My question is - is it possible somehow to jump over too long fetch and go to next fetch job ?
For example - set a timeout inside fetch.php - if a fetch job not finished during 60 minutes - just drop it and go to next one.

Ideally if we could detect "tmp file size not changed during an hour" for
tmp1221
because it's the real prove the connection is dead for this file - so we can drop it and jump to next job...but I've no idea is it possible to implement such a solution using PHP...

Thank you in advance for any idea what could help with such the situation what happens in real life :)

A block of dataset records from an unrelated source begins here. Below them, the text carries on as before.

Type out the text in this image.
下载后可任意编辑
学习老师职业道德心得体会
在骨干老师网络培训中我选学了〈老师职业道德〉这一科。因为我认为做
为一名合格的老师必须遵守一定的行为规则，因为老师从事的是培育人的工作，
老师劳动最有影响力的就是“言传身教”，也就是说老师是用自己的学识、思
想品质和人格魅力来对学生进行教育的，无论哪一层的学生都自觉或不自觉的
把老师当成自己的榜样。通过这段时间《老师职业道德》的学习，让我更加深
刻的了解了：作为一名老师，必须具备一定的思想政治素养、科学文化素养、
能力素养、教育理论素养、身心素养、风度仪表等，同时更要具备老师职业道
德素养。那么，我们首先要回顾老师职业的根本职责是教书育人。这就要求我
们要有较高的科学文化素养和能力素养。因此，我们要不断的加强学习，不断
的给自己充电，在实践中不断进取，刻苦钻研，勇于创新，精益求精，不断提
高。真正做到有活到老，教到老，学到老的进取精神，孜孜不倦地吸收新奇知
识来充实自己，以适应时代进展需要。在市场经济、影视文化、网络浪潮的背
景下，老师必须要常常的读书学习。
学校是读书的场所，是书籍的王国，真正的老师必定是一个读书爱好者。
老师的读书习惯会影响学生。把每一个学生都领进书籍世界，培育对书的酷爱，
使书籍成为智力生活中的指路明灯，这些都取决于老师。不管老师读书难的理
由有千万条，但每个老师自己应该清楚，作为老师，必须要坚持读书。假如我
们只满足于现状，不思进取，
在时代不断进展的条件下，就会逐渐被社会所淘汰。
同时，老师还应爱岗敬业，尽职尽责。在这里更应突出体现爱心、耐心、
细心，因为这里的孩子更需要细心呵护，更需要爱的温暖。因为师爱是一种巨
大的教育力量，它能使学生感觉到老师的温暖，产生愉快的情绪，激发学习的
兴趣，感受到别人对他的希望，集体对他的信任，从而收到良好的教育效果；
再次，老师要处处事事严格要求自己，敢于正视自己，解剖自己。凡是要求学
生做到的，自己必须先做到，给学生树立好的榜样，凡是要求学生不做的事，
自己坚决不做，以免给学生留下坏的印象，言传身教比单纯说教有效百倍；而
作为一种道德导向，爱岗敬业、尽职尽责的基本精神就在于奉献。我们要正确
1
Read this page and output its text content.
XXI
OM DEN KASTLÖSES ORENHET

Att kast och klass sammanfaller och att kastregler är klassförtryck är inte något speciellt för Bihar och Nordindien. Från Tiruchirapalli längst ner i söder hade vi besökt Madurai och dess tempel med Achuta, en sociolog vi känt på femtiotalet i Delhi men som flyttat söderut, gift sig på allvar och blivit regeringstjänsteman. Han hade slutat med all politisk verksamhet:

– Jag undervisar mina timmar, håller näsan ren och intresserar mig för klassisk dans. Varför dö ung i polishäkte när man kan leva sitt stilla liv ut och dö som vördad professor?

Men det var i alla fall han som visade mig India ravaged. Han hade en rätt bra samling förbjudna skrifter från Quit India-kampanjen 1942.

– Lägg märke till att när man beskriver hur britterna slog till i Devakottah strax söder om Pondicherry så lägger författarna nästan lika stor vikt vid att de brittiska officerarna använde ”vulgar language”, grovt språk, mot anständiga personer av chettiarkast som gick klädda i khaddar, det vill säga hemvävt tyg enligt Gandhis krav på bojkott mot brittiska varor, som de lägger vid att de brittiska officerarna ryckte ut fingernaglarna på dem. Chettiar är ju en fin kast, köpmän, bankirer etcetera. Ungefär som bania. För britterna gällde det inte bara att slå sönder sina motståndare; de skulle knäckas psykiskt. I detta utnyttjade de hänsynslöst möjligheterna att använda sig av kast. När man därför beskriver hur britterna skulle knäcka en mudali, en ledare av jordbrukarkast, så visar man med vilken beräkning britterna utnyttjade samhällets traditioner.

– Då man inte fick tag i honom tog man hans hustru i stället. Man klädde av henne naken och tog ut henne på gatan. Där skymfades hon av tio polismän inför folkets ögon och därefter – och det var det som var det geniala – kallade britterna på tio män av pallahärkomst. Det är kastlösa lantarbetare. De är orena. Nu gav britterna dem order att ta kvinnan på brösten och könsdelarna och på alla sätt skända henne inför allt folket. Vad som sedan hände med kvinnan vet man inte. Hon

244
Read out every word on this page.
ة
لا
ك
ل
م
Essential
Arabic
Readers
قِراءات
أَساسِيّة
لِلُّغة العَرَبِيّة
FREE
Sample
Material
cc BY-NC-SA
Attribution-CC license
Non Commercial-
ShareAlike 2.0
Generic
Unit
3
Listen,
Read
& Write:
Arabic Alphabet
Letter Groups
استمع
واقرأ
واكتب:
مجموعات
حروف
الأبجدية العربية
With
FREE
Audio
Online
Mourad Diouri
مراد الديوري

Submitted by support on Wed, 2019-09-18 08:12

Hi,

Sure - first make sure that you are using the CURL handler and that fetching a single feed manually still works by editing config.advanced.php and changing line 43 as follows;

  $config_automationHandler = "curl";

Then to set an operation time limit, edit includes/automation.php and look for the following code at line 149:

    curl_setopt($ch,CURLOPT_FILE,$fp);

...and REPLACE with:

    curl_setopt($ch,CURLOPT_FILE,$fp);
    curl_setopt($ch,CURLOPT_TIMEOUT,3600);

(timeout is in seconds so that will give the one hour as mentioned)

Cheers,
David.
--
PriceTapestry.com

Submitted by CashNexus on Wed, 2019-09-18 18:03

Thank you, David ! This is very helpful !
I've added the code as you advised - but before test of total fetch let me ask - is it possible to add a timing to
/usr/bin/php -q fetch.php @ALL > /var/www/html/db/ptlogs/total_fetch.log ;

I mean usually the report is
fetching 360training06.xml
fetching 360training06.xml...[OK]
etc etc

Could it be something like
fetching 360training06.xml
fetching 360training06.xml...[OK]
Time spent 658 seconds
etc etc ?

It could seriously help to understand what is a longest time to set up correct value in
curl_setopt($ch,CURLOPT_TIMEOUT,3600);

Best regards,

Submitted by support on Thu, 2019-09-19 10:33

Hi,

Sure - if you edit scripts/fetch.php and look for the following code beginning at line 27:

    $status = automation_run($job["id"]);
    print chr(13)."fetching ".$job["filename"]."...[".$status."] \n";

...and REPLACE with:

    $a = time();
    $status = automation_run($job["id"]);
    $b = time();
    print chr(13)."fetching ".$job["filename"]."...[".$status." (".($b-$a)."s)] \n";

...and that will output the time taken after the status for example;

fetching 360training06.xml...[OK 16s]

Cheers,
David.
--
PriceTapestry.com

Submitted by CashNexus on Fri, 2019-09-20 06:34

Thank you VERY MUCH, David !
This is REALLY helpful !
Have a nice coming weekend !
Best regards,

Submitted by CashNexus on Sat, 2019-09-21 19:41

Hello David, small question.
Automation Tool - New Job - there is an option "Abort if less than:___ bytes".
What filesize here you mean ?
Archived (tar.gz or zip) - or extracted ?
I suppose it should be size of archived datafeed, for example if "Abort if less than 200 bytes" - it means datafeed "Test.zip" with size 150 bytes will not be fetched ?
Thanks in advance for a comment for general understanding.
Nothing urgent :)
Have a nice weekend !

Submitted by support on Mon, 2019-09-23 08:16

Hi,

That's correct - it is the size of the actual download (before unzip). The purpose of this feature is to make sure that a good feed isn't overwritten with the results of, for example a transient error on the affiliate network's servers and there was a problem generating the feed.

Cheers,
David.
--
PriceTapestry.com

Submitted by CashNexus on Mon, 2019-09-23 08:51

VERY and VERY :) smart solution you have foreseen for fetch jobs !
Thanks for explanations,
Best regards,
Serge